5. Personalise content and offers
Use the insights gained from your data to personalise content, offers and recommendations. This could be personalised emails, tailored website experiences, customised product recommendations or individualised promotional offers.
6. Automate and optimise
Implement marketing automation tools to deliver personalised content at scale. Continuously A/B test and optimise your strategies based on customer responses and feedback.
7. Integrate across all channels
Ensure a consistent and personalised experience across all customer touchpoints, including email, social media, website and offline channels.
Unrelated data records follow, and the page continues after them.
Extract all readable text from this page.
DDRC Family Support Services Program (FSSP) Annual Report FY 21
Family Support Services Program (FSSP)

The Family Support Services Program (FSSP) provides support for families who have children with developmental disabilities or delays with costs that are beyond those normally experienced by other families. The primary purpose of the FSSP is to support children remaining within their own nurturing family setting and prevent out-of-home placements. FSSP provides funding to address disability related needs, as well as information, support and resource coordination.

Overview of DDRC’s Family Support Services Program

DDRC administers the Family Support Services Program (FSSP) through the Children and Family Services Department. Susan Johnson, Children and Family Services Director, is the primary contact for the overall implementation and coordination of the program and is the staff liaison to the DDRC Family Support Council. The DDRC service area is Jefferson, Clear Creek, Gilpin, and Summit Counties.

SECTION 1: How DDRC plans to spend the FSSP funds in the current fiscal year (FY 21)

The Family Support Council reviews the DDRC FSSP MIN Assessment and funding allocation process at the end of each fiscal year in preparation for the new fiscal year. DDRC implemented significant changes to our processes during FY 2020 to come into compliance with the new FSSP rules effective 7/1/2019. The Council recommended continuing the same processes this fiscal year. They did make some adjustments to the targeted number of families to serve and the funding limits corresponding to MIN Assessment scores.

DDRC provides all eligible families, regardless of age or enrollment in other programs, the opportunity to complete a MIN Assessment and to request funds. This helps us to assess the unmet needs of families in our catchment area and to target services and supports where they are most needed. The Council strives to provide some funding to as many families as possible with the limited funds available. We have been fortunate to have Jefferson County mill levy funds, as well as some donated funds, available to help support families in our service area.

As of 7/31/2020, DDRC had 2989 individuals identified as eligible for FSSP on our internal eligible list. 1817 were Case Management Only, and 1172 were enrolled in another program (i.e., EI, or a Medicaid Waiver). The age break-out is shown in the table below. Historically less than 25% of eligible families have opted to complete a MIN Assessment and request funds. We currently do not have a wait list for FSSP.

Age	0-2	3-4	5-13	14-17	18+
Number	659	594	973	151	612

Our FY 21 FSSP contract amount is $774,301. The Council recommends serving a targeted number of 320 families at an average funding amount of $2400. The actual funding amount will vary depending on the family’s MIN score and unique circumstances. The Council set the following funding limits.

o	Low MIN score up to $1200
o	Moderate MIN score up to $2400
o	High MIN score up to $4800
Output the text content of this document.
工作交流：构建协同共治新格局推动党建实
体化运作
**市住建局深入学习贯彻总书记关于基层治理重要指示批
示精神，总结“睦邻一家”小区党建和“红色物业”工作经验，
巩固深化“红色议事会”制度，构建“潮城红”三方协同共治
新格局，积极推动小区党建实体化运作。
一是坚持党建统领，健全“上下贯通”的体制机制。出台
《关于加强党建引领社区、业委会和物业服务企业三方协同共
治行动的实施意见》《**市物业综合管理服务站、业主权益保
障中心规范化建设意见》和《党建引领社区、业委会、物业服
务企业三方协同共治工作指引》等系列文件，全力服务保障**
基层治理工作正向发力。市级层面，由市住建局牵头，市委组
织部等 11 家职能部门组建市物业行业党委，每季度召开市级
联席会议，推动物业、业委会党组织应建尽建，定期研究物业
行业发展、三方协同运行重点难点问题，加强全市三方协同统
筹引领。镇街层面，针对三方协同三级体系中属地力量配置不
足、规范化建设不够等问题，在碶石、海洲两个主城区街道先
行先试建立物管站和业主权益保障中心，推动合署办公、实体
8. Measure and analyse your performance
Regularly measure the effectiveness of your hyper-personalisation efforts. Track metrics like engagement rates, conversion rates, customer satisfaction, and return on investment (ROI).
9. Create a feedback loop
Use customer responses to further refine and enhance personalisation efforts over time. The OODA Loop can be a useful mental model to know when to make decisions and change your strategy.
Be the hyper-personalisation pioneer in your industry
No time like the present. Sharpen your marketing strategy with these hyper-personalisation tips. When the weather’s like this, what better way is there to spend the day?